Me llamo Farid. Nací cristiano evangélico. A muy temprana edad descubrí que era gay; desde siempre tuve una atracción tanto física como emocional por mis compañeros. A los 13 años mi mamá descubrió que tenía una relación con otro chavo. Hubo una confrontación; yo tenía que decir la verdad porque me era prohibido mentir, y menos a mi madre. El tema es que a Dios no le gusta la homosexualidad. Mi mamá habló conmigo y prometió limpiar mi pecado. Me sentí avergonzado, pues estaba convencido de que mi preferencia sexual era algo contrario a los designios de Dios. Entonces me presentó ante los pastores como gay; me tomaron como de dominio público y todos se enteraron de mi ‘problema’. Hicieron cadenas de oración y mientras dormía imponían sus manos sobre mí para purificarme. Después se acercaban y me hacían preguntas como: ‘¿Qué tanto quieres agradar a Dios? ¿Quieres enorgullecerlo? ¿Quieres ser su hijo?’. Comencé a hacer oración intensa y ayunos de tres y cuatro días seguidos. Lo hacía solo, en mi habitación, y pedía a Dios que bajara y me quitara la homosexualidad. Desarrollé un sentido tremendo de culpa que me provocó un conflicto interno brutal. En ese momento no quería sentir esta atracción por otros hombres.
“La congregación me enviaba a congresos específicos para tratar la homosexualidad y ahí exhibía mi caso. Cuando tenía entre 15 y 16 años el apóstol de mi iglesia financió un cambio de look en mí; me raparon, quemaron mi vestuario y me obligaron a verme más varonil. Después me forzaron a practicar un deporte “para hombres”, pero nunca logré identificarme. Me metí a un grupo de skateboard evangélico y tuve que hacerme de una novia, lo que generó otra línea de problemas.
Una tarde el apóstol me dijo algo que me dejó marcado y que hasta hoy me persigue: –Tu estás en espera de un milagro, y debes vivir como si el milagro ya hubiera ocurrido, porque somos personas de fe. Me lo creí, al grado que comencé a comportarme como heterosexual. Ya con mi novia hacía cosas que no me gustaban, pero un día llegué a creer que mi problema se había resuelto.

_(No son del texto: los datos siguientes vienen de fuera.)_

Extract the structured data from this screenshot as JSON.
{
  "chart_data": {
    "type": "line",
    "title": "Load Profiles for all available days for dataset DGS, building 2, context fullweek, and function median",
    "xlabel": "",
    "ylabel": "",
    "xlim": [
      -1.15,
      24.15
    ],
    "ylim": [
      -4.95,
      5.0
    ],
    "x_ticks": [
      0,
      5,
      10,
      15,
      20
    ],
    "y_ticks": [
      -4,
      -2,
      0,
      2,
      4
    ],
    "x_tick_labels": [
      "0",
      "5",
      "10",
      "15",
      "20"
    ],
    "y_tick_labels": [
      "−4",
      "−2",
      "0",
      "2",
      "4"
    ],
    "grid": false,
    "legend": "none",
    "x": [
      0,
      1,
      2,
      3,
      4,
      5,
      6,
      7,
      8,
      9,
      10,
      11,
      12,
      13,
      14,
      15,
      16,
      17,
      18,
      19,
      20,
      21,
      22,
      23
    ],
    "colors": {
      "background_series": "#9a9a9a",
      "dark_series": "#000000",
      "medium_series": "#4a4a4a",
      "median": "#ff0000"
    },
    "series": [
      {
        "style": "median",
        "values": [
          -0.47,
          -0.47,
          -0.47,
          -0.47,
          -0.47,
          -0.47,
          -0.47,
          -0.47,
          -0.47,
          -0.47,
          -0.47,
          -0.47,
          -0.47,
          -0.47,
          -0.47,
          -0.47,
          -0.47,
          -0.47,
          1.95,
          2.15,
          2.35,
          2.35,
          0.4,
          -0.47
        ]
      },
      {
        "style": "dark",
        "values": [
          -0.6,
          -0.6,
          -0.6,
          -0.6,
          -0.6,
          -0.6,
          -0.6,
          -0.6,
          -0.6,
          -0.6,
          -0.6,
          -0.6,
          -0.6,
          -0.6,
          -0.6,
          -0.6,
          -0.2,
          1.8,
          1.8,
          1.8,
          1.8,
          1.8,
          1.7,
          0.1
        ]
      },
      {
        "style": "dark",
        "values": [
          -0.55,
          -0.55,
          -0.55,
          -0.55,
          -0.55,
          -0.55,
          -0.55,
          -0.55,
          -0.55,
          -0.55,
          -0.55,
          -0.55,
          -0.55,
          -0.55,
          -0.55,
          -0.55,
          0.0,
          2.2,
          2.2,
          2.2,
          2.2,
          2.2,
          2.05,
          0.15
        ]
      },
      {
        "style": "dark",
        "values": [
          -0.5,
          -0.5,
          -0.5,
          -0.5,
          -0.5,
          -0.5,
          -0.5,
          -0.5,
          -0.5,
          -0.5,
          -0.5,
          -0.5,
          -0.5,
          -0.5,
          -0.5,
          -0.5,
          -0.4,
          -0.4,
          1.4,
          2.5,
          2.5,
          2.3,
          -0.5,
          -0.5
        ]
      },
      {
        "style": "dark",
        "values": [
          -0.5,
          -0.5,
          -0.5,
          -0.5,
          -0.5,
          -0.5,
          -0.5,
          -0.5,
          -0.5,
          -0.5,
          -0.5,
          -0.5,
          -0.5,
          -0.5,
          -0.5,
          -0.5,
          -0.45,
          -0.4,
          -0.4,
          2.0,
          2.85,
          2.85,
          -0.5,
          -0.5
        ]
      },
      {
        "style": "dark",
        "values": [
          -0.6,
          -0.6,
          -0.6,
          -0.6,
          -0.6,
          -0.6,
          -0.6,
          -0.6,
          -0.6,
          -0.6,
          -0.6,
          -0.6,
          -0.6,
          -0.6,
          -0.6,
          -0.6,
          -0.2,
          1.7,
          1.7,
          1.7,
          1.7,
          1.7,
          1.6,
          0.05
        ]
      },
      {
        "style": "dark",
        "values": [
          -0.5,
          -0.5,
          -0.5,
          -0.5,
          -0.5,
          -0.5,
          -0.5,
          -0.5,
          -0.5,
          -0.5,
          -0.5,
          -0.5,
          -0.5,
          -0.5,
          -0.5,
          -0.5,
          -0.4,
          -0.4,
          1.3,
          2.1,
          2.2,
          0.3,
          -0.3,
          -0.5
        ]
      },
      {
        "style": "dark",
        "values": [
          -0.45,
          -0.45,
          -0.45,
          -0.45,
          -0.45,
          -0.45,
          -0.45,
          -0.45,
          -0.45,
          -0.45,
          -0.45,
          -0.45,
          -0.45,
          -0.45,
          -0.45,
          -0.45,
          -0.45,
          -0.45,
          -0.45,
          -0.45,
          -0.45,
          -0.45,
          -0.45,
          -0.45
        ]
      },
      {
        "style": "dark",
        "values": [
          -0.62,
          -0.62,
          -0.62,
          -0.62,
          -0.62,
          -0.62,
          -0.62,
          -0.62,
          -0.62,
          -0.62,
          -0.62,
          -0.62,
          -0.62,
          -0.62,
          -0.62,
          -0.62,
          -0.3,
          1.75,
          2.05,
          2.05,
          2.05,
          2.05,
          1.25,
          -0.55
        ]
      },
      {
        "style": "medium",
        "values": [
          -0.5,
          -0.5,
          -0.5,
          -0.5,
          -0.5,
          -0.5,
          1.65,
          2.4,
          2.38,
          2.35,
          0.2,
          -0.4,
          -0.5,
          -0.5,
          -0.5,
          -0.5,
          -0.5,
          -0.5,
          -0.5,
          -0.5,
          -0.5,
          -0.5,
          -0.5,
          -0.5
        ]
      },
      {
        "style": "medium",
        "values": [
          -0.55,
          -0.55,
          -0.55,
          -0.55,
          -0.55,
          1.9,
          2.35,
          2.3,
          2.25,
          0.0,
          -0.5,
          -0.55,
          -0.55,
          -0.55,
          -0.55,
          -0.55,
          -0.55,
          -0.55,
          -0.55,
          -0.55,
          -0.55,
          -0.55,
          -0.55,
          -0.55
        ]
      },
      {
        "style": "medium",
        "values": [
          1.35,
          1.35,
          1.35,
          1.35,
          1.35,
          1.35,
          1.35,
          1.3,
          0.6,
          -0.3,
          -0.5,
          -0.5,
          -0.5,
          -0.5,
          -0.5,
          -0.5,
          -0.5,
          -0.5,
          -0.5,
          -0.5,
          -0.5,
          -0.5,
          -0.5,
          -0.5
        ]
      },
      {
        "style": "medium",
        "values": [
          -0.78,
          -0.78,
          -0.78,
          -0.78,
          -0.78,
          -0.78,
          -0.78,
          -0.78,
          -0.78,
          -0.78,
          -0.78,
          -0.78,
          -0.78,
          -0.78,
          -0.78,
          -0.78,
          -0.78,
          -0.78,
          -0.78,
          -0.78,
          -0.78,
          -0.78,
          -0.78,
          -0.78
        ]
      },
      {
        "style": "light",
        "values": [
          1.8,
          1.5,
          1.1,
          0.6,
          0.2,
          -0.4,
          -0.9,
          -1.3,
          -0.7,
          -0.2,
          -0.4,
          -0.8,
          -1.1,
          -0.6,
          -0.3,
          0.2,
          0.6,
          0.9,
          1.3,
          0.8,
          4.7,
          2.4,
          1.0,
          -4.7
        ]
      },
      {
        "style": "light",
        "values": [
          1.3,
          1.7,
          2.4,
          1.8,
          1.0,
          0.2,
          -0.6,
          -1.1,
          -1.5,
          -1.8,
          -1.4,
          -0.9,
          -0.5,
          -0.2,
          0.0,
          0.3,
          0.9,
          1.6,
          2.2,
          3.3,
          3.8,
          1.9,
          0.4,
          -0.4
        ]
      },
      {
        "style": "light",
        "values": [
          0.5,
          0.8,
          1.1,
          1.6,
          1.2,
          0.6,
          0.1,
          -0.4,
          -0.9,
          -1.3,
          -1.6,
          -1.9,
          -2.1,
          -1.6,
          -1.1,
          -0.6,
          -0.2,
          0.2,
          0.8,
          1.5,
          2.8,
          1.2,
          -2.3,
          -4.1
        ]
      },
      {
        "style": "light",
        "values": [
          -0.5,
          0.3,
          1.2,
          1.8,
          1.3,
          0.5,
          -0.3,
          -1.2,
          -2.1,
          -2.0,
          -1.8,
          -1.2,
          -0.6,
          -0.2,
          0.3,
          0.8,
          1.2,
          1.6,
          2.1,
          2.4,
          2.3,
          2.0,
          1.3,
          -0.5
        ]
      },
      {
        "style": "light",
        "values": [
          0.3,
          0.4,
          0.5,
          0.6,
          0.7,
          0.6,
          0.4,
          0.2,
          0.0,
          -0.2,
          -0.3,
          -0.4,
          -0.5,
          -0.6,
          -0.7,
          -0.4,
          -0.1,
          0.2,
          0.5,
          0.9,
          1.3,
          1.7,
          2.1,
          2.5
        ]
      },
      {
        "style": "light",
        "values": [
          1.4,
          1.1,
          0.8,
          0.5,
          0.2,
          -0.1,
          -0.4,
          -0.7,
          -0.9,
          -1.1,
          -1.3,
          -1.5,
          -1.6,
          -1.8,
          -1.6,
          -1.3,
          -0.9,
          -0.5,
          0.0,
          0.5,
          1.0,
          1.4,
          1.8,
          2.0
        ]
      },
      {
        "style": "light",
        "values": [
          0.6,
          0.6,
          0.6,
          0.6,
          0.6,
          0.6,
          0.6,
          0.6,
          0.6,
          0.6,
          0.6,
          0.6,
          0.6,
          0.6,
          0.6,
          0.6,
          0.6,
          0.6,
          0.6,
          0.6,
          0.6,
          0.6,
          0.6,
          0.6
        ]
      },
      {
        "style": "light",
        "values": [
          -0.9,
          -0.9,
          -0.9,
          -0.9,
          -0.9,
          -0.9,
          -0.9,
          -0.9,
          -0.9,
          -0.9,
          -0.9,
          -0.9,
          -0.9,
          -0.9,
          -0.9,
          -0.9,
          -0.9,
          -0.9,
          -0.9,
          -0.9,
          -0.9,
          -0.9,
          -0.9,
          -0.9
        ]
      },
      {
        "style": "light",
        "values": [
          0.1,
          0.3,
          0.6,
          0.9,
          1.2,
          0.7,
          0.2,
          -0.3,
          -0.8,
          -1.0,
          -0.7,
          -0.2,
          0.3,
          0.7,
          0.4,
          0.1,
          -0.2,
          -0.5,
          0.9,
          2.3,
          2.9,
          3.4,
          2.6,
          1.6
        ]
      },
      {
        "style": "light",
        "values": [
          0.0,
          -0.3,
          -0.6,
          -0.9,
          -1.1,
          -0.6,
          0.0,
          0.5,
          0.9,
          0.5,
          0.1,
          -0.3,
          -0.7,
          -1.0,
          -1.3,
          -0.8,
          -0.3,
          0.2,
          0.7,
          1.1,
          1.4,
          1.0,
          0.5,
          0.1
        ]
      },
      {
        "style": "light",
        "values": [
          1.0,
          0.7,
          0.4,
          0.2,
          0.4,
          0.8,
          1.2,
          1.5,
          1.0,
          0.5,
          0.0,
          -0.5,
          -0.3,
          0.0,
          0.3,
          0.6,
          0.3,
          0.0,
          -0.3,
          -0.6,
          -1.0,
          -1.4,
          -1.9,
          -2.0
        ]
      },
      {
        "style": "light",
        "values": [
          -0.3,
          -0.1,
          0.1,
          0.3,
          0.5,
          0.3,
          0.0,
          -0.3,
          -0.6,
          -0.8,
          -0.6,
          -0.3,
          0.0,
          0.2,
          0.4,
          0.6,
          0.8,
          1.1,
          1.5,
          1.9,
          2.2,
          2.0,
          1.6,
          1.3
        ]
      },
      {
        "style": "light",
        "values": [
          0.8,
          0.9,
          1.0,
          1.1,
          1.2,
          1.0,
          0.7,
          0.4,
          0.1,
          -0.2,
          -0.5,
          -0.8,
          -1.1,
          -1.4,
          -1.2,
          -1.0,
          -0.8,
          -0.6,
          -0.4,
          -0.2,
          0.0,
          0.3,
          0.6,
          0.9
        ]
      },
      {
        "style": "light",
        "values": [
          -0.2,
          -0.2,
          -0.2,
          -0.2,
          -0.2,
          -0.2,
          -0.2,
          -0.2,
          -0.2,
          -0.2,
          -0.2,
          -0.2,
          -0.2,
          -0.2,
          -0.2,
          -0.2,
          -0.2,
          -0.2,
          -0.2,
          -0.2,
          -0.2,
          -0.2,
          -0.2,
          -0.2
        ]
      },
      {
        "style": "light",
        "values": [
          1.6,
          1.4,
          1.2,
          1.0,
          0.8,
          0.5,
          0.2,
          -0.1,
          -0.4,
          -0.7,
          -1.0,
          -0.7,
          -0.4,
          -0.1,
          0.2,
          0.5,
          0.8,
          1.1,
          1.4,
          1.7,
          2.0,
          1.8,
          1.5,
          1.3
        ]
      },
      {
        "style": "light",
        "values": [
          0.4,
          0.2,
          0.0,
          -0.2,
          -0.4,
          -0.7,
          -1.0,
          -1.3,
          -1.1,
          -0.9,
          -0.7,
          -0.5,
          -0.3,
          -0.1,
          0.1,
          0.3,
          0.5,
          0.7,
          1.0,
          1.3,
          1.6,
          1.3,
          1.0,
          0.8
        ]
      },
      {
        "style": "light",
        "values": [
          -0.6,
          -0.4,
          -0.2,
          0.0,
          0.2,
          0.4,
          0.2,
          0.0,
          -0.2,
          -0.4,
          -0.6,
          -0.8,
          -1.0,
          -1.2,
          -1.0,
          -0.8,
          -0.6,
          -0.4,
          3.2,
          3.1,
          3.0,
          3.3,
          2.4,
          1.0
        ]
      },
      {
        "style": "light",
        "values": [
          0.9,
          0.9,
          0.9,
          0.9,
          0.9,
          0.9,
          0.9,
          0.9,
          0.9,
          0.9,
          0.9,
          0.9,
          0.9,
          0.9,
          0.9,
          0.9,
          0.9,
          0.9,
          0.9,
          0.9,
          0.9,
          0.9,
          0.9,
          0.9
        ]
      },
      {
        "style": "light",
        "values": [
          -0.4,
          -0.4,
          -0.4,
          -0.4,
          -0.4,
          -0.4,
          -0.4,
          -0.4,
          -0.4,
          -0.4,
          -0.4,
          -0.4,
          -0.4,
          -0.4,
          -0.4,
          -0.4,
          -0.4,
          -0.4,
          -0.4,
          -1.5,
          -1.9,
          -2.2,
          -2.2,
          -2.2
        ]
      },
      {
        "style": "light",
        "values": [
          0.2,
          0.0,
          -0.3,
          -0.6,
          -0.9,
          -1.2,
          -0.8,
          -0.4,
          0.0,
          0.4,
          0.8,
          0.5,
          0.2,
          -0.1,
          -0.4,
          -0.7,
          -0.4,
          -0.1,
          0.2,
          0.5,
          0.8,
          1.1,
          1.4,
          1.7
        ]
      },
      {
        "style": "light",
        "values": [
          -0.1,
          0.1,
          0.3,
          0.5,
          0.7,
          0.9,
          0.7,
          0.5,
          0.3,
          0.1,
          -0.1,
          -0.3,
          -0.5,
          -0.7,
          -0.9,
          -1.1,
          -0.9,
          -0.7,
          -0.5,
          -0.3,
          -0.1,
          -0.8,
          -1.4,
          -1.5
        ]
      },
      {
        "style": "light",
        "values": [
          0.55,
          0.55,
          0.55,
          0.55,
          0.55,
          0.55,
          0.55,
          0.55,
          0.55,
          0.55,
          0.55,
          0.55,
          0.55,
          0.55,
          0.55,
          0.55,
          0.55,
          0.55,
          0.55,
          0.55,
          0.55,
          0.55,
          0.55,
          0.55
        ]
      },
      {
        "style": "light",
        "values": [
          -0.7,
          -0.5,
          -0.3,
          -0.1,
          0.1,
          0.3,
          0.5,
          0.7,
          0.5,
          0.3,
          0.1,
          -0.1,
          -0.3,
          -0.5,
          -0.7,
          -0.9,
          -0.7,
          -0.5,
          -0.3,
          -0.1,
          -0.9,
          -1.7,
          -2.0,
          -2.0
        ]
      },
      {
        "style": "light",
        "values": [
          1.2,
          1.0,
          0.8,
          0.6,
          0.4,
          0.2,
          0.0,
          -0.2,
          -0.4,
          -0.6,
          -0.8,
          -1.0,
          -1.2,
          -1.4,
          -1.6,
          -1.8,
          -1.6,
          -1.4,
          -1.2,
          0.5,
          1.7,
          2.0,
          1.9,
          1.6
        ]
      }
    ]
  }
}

Pero todo esto se rompió cuando un día estuve en la intimidad con ella. Comencé a sentirme incómodo, me levanté y me encerré en el baño. Tuve un ataque de ansiedad. Entonces tuve una catarsis: todo ese mantra que me había creído se vino abajo. Ella ni me atraía ni me excitaba, y estaba avergonzado.

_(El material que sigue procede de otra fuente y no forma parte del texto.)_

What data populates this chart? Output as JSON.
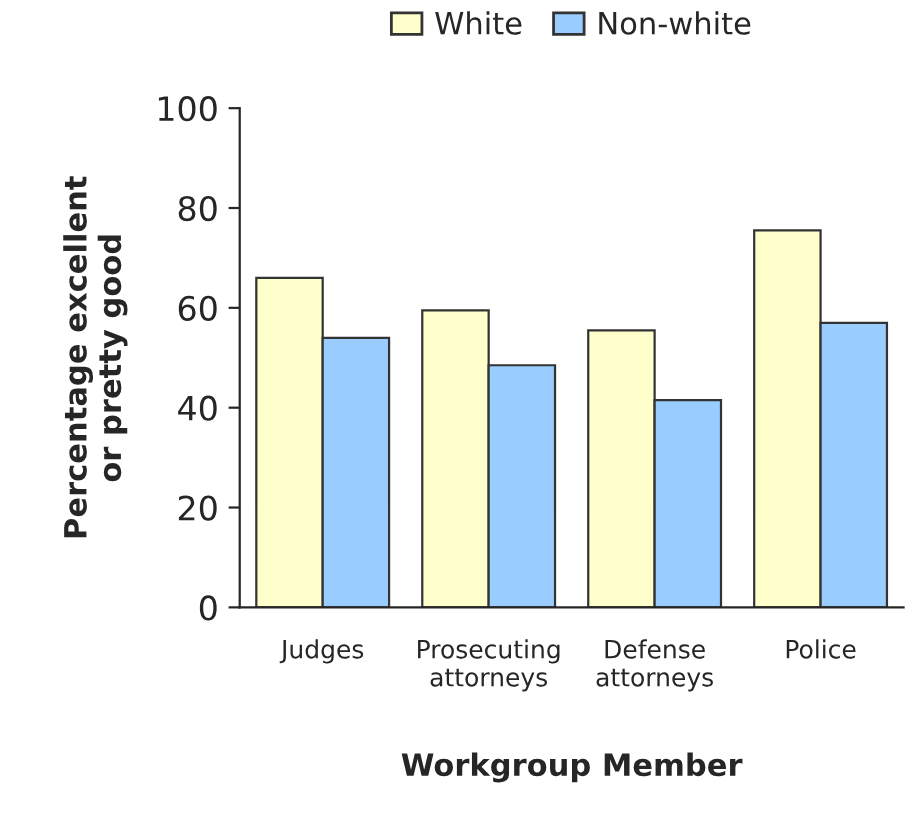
{
  "chart_data": {
    "type": "bar",
    "xlabel": "Workgroup Member",
    "ylabel": "Percentage excellent\nor pretty good",
    "categories": [
      "Judges",
      "Prosecuting\nattorneys",
      "Defense\nattorneys",
      "Police"
    ],
    "series": [
      {
        "name": "White",
        "color": "#ffffcc",
        "values": [
          66,
          59.5,
          55.5,
          75.5
        ]
      },
      {
        "name": "Non-white",
        "color": "#99ccff",
        "values": [
          54,
          48.5,
          41.5,
          57
        ]
      }
    ],
    "ylim": [
      0,
      100
    ],
    "yticks": [
      0,
      20,
      40,
      60,
      80,
      100
    ],
    "grid": false,
    "legend": "top"
  }
}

“Luego de más de cinco años de mentirme a mí mismo comencé a tener problemas con mi mamá, con mi novia, con todos. Estaba terriblemente frustrado: el milagro nunca ocurrió y éste se transformó en odio. Me harté. Dejé de ir a la escuela, estaba deprimido, perdido. Dejé de hablarle a mi mamá un buen tiempo, hasta que una noche ella entró al cuarto y me confesó que había entendido todo y que estaba de mi lado. –Tuviste una infancia difícil, y no quiero que pases una juventud miserable. No importa lo que diga la iglesia, eres mi hijo y estoy aquí para apoyarte y si tengo que separarme de la iglesia, lo haré, –me dijo—.

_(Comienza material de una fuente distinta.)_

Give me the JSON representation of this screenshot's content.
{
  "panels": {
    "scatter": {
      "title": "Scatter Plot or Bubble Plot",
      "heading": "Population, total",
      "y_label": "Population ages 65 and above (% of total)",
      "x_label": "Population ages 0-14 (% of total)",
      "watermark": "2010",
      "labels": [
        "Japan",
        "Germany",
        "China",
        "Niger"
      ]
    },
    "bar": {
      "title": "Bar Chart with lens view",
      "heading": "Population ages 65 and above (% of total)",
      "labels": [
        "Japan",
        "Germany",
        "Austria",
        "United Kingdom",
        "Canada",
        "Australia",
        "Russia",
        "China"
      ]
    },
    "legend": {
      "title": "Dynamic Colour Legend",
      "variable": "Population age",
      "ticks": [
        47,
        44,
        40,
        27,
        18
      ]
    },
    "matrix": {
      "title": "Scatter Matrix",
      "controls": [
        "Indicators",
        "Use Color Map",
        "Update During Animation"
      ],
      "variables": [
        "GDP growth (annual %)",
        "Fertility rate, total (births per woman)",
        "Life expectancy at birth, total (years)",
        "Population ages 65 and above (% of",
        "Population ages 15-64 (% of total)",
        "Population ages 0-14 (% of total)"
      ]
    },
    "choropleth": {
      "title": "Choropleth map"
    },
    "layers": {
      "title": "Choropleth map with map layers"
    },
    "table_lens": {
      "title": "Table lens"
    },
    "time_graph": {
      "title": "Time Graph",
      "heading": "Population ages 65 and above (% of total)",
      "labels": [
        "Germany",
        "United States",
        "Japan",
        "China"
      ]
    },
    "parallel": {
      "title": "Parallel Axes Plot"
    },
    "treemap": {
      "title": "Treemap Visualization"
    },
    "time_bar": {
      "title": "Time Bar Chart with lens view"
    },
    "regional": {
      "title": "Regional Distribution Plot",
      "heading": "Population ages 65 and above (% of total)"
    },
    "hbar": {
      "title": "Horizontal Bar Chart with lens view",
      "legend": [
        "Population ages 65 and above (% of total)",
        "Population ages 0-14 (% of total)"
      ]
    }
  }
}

Entendí que no tengo que aspirar a la santidad, que soy físico, terrenal, y ya no me preocupa si no logro agradar a Dios. Tenía 18 años. Entonces fui a la iglesia y hablé con el apóstol y le expliqué todo. Entonces me dijo: –Yo puedo aceptar tu situación, pero no puedo hacerlo frente a la congregación. Prefiero perder a una oveja negra que a 800 personas.
Ahí terminó mi relación con la iglesia.
Y mi problema”.
¿Le parece a usted lógico que a estas alturas de la historia todavía estemos preocupados por las preferencias sexuales de las personas? ¿Tiene sentido complicar y destruir la vida de niños y adolescentes basados en creencias obsoletas y anacrónicas sacadas de un libro escrito en la edad del bronce? Yo no lo entiendo. Y luego está el asunto de que en estas congregaciones tus problemas los exponen como si estuvieras en un grupo de Alcohólicos Anónimos. Bueno, pues sirva este testimonio real para crear conciencia de un problema social que tiene serias repercusiones psicológicas en las personas.